Primer design workflow (typical in labs)
- Use online tools (e.g., NCBI Primer-BLAST) to select primer sets with appropriate product size, Tm, GC content, and specificity.
- Examine predicted amplicon location, GC content, and potential off-target amplification.
- Validate primer performance empirically with qPCR and melt-curve analysis if using SYBR Green.
RT-qPCR data capture and interpretation
- Real-time fluorescence curves indicate amplification progress; a successful reaction shows a rising curve and a defined exponential phase.
- A flat curve indicates a failed reaction (no target amplification).

Practical Takeaways and Real-World Relevance

When to use what
- Use NGS for comprehensive genome/transcriptome profiling, discovery of novel transcripts, and complex tumor heterogeneity.
- Use microarrays when a fixed, predefined set of transcripts is sufficient (less expensive for some applications), but be aware of lower sensitivity and limited dynamic range compared to NGS.
- Use qPCR for targeted, sensitive, and quantitative validation of specific genes after sequencing or as a diagnostic/monitoring tool (e.g., viral load, gene expression changes).

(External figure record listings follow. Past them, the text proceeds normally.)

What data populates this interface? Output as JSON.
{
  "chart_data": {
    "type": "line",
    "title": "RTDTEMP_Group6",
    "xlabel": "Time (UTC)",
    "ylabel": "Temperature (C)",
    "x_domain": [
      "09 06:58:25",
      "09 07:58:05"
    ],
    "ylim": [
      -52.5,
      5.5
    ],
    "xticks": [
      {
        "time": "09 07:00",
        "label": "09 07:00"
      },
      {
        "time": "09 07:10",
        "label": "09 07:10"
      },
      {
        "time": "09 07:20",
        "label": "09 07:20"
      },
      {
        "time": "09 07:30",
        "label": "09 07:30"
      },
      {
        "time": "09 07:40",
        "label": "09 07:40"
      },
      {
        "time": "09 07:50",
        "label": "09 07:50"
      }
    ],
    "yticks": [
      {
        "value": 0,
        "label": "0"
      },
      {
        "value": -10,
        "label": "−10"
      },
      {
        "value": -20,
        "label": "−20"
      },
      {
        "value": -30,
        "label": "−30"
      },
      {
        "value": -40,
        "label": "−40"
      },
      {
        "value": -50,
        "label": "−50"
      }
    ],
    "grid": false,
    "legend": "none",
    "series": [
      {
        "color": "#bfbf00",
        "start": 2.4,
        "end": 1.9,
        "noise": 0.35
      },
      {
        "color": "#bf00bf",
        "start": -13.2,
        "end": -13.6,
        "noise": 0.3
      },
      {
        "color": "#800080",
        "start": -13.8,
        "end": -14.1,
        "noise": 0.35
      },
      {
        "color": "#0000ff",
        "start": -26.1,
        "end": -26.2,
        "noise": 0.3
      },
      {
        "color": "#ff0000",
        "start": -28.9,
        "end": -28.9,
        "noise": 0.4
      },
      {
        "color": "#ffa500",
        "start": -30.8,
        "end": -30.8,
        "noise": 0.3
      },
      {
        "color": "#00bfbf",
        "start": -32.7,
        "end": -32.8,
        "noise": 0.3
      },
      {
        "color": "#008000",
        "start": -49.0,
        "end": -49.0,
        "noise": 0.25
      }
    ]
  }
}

Validation and workflow reality
- Sequencing projects often require weeks to months for data processing, filtering, and biological interpretation.

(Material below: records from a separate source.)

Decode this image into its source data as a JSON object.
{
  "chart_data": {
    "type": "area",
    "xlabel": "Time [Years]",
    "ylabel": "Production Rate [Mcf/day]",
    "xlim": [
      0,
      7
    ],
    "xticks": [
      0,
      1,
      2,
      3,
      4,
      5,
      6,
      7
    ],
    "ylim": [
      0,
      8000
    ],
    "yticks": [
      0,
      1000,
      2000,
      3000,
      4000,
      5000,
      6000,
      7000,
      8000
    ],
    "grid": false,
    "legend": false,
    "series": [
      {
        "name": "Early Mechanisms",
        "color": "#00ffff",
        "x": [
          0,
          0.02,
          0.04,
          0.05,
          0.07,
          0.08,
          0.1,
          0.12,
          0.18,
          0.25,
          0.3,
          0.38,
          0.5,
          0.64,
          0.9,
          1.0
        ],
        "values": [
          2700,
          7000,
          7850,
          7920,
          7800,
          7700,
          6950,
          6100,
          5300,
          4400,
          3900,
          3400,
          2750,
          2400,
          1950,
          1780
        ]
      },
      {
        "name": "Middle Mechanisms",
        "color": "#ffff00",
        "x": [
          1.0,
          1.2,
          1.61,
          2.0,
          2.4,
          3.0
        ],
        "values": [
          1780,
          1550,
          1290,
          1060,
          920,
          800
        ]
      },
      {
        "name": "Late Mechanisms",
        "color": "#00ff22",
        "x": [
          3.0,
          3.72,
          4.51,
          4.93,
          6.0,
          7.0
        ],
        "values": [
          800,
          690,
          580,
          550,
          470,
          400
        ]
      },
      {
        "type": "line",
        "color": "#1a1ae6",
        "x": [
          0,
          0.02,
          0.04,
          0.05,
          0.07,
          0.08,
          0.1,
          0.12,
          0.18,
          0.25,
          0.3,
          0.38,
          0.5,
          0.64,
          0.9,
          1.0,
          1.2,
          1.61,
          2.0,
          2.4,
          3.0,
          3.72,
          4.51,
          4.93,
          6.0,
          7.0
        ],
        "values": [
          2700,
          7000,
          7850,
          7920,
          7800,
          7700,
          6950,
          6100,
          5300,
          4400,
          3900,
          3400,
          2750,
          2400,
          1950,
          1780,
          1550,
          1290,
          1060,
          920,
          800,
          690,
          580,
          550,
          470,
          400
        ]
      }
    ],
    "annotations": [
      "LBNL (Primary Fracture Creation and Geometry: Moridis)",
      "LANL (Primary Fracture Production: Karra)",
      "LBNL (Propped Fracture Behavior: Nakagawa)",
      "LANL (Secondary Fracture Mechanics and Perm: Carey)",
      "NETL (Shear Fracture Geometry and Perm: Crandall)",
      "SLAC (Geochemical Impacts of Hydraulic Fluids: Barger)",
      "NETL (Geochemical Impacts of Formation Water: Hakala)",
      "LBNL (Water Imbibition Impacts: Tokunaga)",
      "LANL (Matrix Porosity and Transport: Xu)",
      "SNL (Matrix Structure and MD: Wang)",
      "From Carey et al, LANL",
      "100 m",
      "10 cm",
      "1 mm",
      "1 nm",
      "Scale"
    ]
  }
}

- Validation with RT-qPCR (or other orthogonal methods) is essential to confirm sequencing results before publication or clinical translation.
Ethical and practical implications
- Genomic data interpretation must consider potential incidental findings and patient privacy.

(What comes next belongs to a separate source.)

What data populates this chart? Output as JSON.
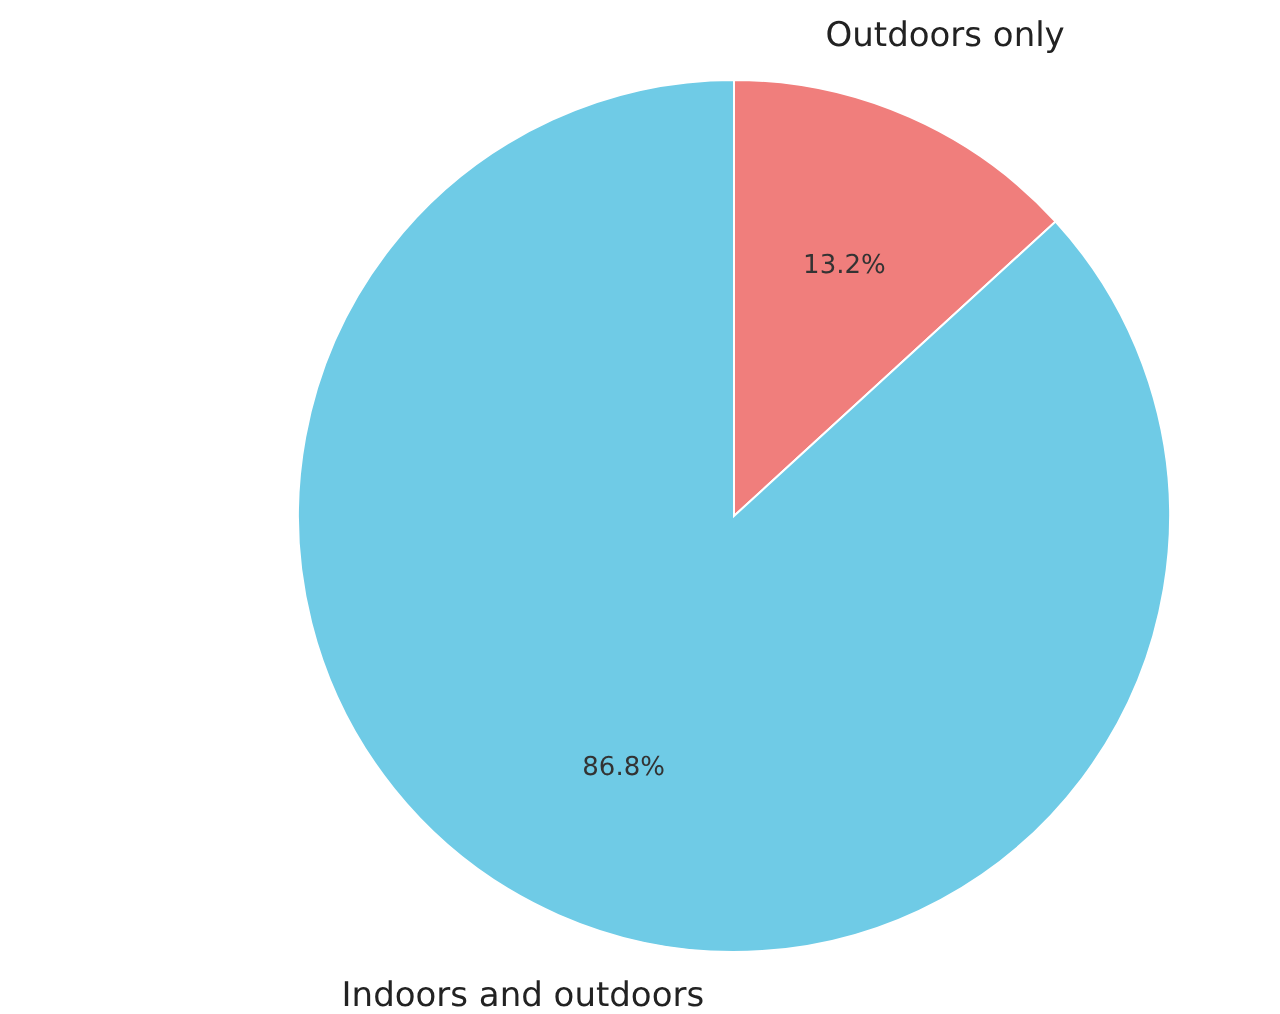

- Clinical translation requires rigorous validation, reproducibility, and standardization across laboratories.
Summary of key equations and concepts
- PCR amplification (ideal): $N = N_0 \cdot 2^n$
- Absolute quantification (standard curve): $Ct = a \log_{10}(N) + b \quad\Rightarrow\quad N = 10^{(Ct-b)/a}$
- qPCR relative quantification: $\Delta CT = CT(\text{target}) - CT(\text{reference})$ $\Delta\Delta CT = \Delta CT^{\text{treated}} - \Delta CT^{\text{control}}$
 $\text{Fold change} = 2^{-\Delta\Delta C_T}$
Key terminology recap
- RT-qPCR: reverse transcription followed by quantitative PCR.
- One-step RT-qPCR: RT and qPCR in the same reaction.
- Two-step RT-qPCR: first RT to cDNA, then separate qPCR for multiple targets.
- Primer design and product size constraints for qPCR: 100–150 bp, GC balance, minimal primer-dimers.
- NGS vs microarray: NGS detects novel transcripts and low-abundance sequences with higher sensitivity; microarrays rely on predefined probes.
- Single-cell sequencing: enables resolution of cellular heterogeneity in tumors and the study of cancer progression at the cell level.

Final Takeaways for Exam Preparation

Understand the differences between sequencing technologies and when each is appropriate (NGS vs microarray).
Be able to describe the steps of PCR, qPCR, and RT-qPCR, and explain why qPCR provides quantitative data.
Know the two quantitative approaches in qPCR (absolute with a standard curve; relative with ΔΔCt) and how to compute fold changes.
Recognize the role of housekeeping genes in normalization and the importance of validating reference genes.
Appreciate the workflow from discovery (NGS) to validation (qPCR) in cancer research, including how single-cell sequencing informs tumor heterogeneity and targeted therapies.
Be familiar with clinical examples and the potential implications of sequencing-guided treatments (e.g., targeted inhibitors like BRAF inhibitors in BRAF-mutant cancers).